Second-tier PE funds
If we consider the top tier PE funds (and ultimate career goal) to be the megafunds (i.e. KKR, Blackstone, TPG, Carlyle, etc.) then what's the following tranche? Which funds are good as an inbetween stepping stone from IB to mega-PE/B-school for pre-MBA's?
I currently work at a top I-bank as a 2nd year analyst in one of the industry coverage teams. Given that transitioning directly into a megafund won't be easy (for anyone), what PE funds are considered to be the most reputable thereafter? I'm guessing it's a string of mid-market funds, but which ones? A top 10 list would be good but any advice is appreciated.
If the Tier 1 funds are all the megafunds listed above, then Tier 2 would be the top middle market players in the likes of Madison Dearborn, New Mountain, Berkshire Partners, Golden Gate Cap, etc. Depending on the coverage team you're in, you could also look at some of the more industry-specific PE shops like JC Flowers or SL Sumeru.
Exactly. Top niche players could almost be considered as a separate subset of Tier 1, if one defines tier status not primarily by fund size but rather by reputation. If you're interested in tech PE, for example, check out Silver Lake Partners. Or for media and entertainment, look at Providence Equity. Those are just two examples of highly-regarded niche PE shops.
not sure all tier 1 players / megafunds of circa 2007 will still be tier 1 / megafunds when the dust settles, and all that ranking stuff is a bit meaningless. high-flyers like bain are hemmoraging, and funds who looked top tier for a while like permira are going back to 3rd tier if they manage to survive at all. if mega-buyouts are gone for the next 10 years, who cares you have a 20B fund, we are all gonna be mid-market.

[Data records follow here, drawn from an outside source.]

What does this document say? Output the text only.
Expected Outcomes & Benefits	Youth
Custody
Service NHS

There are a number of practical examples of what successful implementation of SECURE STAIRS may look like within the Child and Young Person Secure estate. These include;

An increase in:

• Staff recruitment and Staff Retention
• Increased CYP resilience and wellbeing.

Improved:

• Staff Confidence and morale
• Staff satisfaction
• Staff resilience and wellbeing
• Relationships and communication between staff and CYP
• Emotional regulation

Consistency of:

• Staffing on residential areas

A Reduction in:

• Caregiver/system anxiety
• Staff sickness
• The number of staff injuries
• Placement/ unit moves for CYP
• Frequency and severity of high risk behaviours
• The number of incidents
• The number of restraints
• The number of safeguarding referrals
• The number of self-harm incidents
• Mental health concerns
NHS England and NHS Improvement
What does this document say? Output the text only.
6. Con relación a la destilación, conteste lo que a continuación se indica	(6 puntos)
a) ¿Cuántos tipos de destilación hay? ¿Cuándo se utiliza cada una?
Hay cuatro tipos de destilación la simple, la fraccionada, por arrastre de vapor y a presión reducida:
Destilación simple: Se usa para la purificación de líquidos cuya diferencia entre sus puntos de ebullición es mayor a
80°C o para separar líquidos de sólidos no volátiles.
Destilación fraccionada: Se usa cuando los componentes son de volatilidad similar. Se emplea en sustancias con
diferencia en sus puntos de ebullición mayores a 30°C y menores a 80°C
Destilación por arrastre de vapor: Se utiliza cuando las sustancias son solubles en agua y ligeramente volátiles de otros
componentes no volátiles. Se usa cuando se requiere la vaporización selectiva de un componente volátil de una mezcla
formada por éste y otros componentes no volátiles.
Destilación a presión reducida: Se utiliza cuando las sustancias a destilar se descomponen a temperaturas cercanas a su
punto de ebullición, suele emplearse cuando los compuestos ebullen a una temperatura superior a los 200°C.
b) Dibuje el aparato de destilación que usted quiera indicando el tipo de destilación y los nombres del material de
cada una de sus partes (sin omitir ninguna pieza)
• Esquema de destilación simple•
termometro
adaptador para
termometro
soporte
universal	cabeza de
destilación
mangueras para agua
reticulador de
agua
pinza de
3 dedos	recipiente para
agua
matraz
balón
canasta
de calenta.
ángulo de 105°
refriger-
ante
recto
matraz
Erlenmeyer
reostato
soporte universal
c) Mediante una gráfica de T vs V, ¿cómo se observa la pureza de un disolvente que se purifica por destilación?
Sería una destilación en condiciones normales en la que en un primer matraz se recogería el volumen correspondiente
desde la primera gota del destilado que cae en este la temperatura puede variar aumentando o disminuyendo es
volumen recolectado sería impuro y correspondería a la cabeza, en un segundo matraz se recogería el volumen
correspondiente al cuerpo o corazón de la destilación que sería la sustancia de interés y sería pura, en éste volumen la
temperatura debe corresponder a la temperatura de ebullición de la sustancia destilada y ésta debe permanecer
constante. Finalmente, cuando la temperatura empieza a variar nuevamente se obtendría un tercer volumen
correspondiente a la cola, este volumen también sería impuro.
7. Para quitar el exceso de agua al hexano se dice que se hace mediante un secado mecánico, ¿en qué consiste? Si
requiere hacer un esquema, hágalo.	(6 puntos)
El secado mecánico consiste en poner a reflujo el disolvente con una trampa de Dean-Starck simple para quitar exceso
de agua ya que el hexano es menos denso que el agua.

bottom line, do your individual DD rather than rely on rep. Not sure for instance how Silverlake, which was mentioned above by someone, will do given the whole "tech has matured and become less cyclical hence leverageable" thesis has been proven dead wrong and i think there is a chance tech buyouts will disappear for good...
This.
I would be careful to assume that top tier funds are the "ultimate career goal". There are lots of people that purposely move downstream from the megafunds (or avoid them altogether in the first place) to achieve a more healthy work/life balance. For many a 9-7, high-performing, $1B middle market firm is the ultimate career goal.
Agree with this 100%
Yea it is.
Completely agree. I'm starting a career-track this summer at a $1bn MM firm and I wouldn't give it up one second for a spot at the firms being named 1st/2nd tier in this thread. It feels excellent to know I'm not forced to do b-school if I perform well. Also feels good to know my work/life balance will improve.
Did you work at a BB prior to the transition? Coverage or product group?
would add a top niche player category to the list. also fast growing, top returning funds are likely to be better careers long term. you want to join the next KKR not be employee #500 at KKR.
Would add Marlin to the list of top niche / up and coming PE shops. they invest mostly in software/tech but also in services, industrials, consumer. Think of cross between Vista and Gores (several ex heads of Gores are at Marlin now). Understand Marlin has tier 1 returns and is growing very fast which is a major positive (look at AUM trajectory of last 5 funds). They also have a flexible mandate so they compete against top growth equity funds, midmarket funds, turnaround funds depending on the type of deal, but they are also competing against the big names e.g. Advent, KKR in the upper mid market. Will be interesting to see what happens - the next fund could be $3bn-$5bn if they continue to perform as historically. Based on their website, they're also attracting ex bankers from top firms/schools e.g. wharton, yale, / GS, MS, HL, etc. They also have a highly operational focus like Vista.
Bro, by several do you mean 1? One one dude on Marlin's investment professional team is from Gores...
Assuming you work less hours at a $1B MM firm versus the typical top-tier firm, how does compensation compare?